1970’li yıllardan buyana terör örgütlerinin arkasında; konjonktüre göre değişiklik gösteren ABD, Rusya, İsrail, Suriye ve diğer bazı ülkelerin olduğunu söyleyerek kolaycılığa kaçarız. Diğer devletlerin ulusal sınırları içerisinde egemenlik hakkına saygı gösterilmesi kuraldır. Lakin bu kural bazen “delindiği” için bilhassa güçlü devletler, “can damarından” yakaladığı küçük devletlerin iç işlerine istihbarat örgütleri eliyle dolaylı yollardan müdahil olmakta, çoğu kez fiziki delillerle kanıtlanamazsa da o devletin içerisinde boy gösteren terör örgütlerini taşeron olarak kullandığı söylenegelmektedir. Bu, terör hareketlerinin yaygınlaştığı ülkeler için “mazeret” kabul edilebilir mi? Hayır. Çünkü “Şeytanın görevi(!) şeytanlığını yapmaktır.” Kendi yağıyla kavrularak kalkınmak isteyen Türkiye gibi masum ülkelere düşen görev ise bu şeytanlıklara engel olmak ve ne kadar büyük olursa olsun acılarıyla yüzleşme cesareti gösterip paranoya halini aldırmaksızın, kamuoyunda panik veya korku yaratmaksızın yaygın terör hareketlerini erken teşhis ve engelleme yönünden sivil halkını eğitmek ve bu kutsal mücadeleye katkısını sağlamaktir.

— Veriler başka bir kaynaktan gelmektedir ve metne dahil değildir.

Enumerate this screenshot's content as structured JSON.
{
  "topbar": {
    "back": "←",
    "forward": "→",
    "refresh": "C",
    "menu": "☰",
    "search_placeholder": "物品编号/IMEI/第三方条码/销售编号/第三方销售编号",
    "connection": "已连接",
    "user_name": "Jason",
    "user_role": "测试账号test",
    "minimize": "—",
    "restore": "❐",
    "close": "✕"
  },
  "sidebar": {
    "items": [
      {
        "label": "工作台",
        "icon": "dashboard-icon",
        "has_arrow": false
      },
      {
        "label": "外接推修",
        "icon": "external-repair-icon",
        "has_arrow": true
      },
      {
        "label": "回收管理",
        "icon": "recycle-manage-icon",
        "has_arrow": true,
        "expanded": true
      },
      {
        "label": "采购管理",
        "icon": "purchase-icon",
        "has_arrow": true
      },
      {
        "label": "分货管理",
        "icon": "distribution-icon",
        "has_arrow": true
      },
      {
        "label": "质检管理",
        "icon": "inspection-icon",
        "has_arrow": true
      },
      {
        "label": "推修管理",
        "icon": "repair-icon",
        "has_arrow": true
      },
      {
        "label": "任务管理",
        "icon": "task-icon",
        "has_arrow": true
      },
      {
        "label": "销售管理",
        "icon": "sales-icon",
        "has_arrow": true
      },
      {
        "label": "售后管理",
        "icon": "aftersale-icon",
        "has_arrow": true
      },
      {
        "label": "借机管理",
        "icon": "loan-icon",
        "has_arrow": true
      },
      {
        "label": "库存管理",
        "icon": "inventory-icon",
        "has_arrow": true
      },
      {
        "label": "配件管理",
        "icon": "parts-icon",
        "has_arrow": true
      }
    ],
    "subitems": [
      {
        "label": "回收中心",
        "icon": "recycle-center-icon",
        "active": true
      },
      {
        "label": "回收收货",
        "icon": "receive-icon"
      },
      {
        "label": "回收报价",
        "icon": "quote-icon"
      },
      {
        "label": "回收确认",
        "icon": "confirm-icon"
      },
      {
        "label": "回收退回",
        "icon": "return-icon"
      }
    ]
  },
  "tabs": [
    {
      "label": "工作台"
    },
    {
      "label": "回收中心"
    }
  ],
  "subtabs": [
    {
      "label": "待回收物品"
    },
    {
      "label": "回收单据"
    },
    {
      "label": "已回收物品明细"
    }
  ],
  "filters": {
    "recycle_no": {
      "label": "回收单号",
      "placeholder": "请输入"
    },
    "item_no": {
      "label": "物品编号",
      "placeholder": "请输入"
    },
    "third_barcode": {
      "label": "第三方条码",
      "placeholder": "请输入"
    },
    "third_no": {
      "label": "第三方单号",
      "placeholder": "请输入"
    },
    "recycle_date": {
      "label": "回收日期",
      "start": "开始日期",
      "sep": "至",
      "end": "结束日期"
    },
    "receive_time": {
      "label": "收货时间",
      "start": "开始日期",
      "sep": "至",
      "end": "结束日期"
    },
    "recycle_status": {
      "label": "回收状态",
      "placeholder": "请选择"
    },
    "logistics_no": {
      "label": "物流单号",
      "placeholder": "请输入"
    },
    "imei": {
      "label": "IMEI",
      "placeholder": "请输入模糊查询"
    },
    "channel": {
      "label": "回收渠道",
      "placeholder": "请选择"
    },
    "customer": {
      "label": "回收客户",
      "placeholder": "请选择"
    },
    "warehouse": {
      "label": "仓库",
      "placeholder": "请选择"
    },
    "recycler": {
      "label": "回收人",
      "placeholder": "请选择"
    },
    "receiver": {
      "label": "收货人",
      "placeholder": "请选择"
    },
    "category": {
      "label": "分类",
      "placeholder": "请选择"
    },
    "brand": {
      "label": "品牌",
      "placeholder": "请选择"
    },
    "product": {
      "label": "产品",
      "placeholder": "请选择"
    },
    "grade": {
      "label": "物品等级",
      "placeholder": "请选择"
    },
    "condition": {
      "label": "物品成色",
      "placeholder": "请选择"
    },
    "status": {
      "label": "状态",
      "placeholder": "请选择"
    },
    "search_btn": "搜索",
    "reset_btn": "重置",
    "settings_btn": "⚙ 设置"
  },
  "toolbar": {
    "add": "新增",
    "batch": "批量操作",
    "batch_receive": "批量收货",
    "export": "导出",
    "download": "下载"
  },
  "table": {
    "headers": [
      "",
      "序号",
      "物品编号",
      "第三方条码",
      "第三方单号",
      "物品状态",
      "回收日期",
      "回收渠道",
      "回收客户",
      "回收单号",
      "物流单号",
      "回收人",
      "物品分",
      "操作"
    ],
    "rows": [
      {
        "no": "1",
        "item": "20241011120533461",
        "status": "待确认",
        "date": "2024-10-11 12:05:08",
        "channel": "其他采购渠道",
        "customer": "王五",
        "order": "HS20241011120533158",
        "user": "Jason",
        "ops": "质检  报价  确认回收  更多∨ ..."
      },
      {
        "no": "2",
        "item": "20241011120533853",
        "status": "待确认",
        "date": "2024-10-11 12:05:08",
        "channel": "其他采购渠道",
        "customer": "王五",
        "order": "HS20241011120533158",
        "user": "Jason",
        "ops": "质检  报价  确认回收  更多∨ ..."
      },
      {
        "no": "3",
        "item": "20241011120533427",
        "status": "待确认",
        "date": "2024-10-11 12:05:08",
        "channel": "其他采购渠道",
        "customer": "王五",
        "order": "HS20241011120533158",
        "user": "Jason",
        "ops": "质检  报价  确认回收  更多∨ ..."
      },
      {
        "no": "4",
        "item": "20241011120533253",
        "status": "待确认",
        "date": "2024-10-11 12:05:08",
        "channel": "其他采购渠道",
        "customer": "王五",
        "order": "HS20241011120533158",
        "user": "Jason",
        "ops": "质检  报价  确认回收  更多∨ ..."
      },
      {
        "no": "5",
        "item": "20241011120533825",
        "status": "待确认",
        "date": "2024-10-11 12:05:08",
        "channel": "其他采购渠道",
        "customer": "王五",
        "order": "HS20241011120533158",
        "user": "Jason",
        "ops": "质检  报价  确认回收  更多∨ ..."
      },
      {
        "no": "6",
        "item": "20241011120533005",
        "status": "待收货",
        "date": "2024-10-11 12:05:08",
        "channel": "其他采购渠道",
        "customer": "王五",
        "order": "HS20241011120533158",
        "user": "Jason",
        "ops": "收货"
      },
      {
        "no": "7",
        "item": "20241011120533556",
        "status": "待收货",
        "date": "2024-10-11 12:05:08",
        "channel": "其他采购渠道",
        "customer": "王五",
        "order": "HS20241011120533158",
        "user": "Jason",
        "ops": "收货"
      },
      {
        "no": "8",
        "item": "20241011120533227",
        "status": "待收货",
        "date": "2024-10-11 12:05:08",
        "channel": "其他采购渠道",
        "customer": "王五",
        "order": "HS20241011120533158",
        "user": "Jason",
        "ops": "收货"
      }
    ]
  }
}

Doğu ve güneydoğuda teröristle mücadele etmeyi haki elbiseyi giydiği günden itibaren “şafak sayan” eratla değil de savaşmayı meslek edinmiş uzman erbaş istihdam edip kısmen de olsa profesyonel orduya geçtikten sonra ancak öğrenebildik. Terörle mücadele etmeyi ise maalesef daha tam öğrenemedik. Teröristle mücadele güvenlik kuvvetleri ile yapılır. Terörle mücadele ise sivil halkla yapılır. Buna rağmen hâlâ:

Ölü ele geçirilen teröristlerin geriye kalan yakınlarının tahrik olabileceğini ve 5-10 yıl sonra bu kez çocuklarımızın, torunlarımızın karşısına yeni birer terörist olarak çıkabileceğini düşünmeden ego ve intikam duygularının bir anlık tatmini uğruna kanlı cesetlerinin sosyal medyada teşhir edilmesine seviyeli biçimde karşı gelme cesaretini gösteremiyor, ayrıca sabır, sağduyu ve akılla hareket etmek yerine hemen küfrediyorsak;

Yolda yürüyen veya kalabalığa yaklaşan birinin el, yüz, yürüyüş ve diğer hareketleri ile ses tonundan silahlı terörist veya canlı bomba şüphelisi olabileceğini ön yargısız ve soğukkanlı biçimde akıl süzgecimizden geçirerek gözlemleyemiyor, şüpheliyi kalabalıktan uzak bir alana doğru çekmeye çalışıp bir şekilde “zararsız hale” getirmeyi öğrenmemiz gerektiğini bilmiyor ve yalnızca güvenlik güçlerimizi suçluyorsak;

Sabah aracımıza binmezden önce şöyle etrafına bir göz atmıyor veya yolda ve toplu ulaşım araçlarında şüpheli davranış sergileyen kişileri gördüğümüzde, dilimize nasıl ve nereden girmiş ise “bana dokunmayan yılan bin yaşasın(!)” demeden ve korkmadan Alo 155’i arayamıyorsak;

Polis ve jandarmanın asayiş uygulamaları kapsamında yaptığı araç ve üst aramalarında karşılıklı teşekkür etmek yerine yüze karşı veya içimizden de olsa, “Ne bu yahu, adım başı arama mı olur? Bula bula bizi mi buldunuz?” benzeri tepkiler gösteriyorsak;

Vatandaşların ”yaşama hakkını” korumak amacıyla son günlerde İç İşleri Bakanlığınca, zaten modern kent yaşamına da uygun düşmeyen sokak düğünlerinin yasaklanmasıyla düğün salonlarını geceleri kiralayamayacak yoksul ailelerin kendi mutluluklarını yaşama ve dostlarıyla paylaşma haklarından dolayı maliyetine sembolik fiyatlarla gündüzleri de olsa mütevazı bir düğün yapabilmeleri için mevcut düğün salonu sahipleri ile sosyal devlet olmanın gereği mülki amirlik ve belediyeler olarak okulların çok amaçlı salonları ve halk eğitim merkezleri gibi kamu tesislerinden yararlandırılmasını sağlayamıyorsak;

 Düğün salonu sahipleri olarak “durumdan vazife çıkararak” tesislerimizi daha güvenilir hale getirmek amacıyla emniyet müdürlüklerimize kendiliğimizden sessizce başvurarak birkaç sivil personelimize güvenlik konusunda teorik ve pratik eğitim vermelerini istemiyorsak;

Polise bildirilen şüphelinin “temiz” çıkması durumunda kendisinden ve gerektiğinde yakınlarından devlet olarak samimiyetle özür dileme olgunluğunu gösterip gönüllerini tekrar kazanarak helalleşemiyorsak;

Özetle, 15 Temmuz darbe girişimi gibi terörün de sivil halk katılımı olmaksızın yalnızca güvenlik kuvvetleriyle önlenemeyeceğini bilmiyorsak;

Terörle mücadele etmeyi hâlâ öğrenememişiz demektir.

Yazımızı bir Çin atasözüyle noktalıyoruz:

“Şemsiyemizi, yağmur yağmazdan önce açalım.”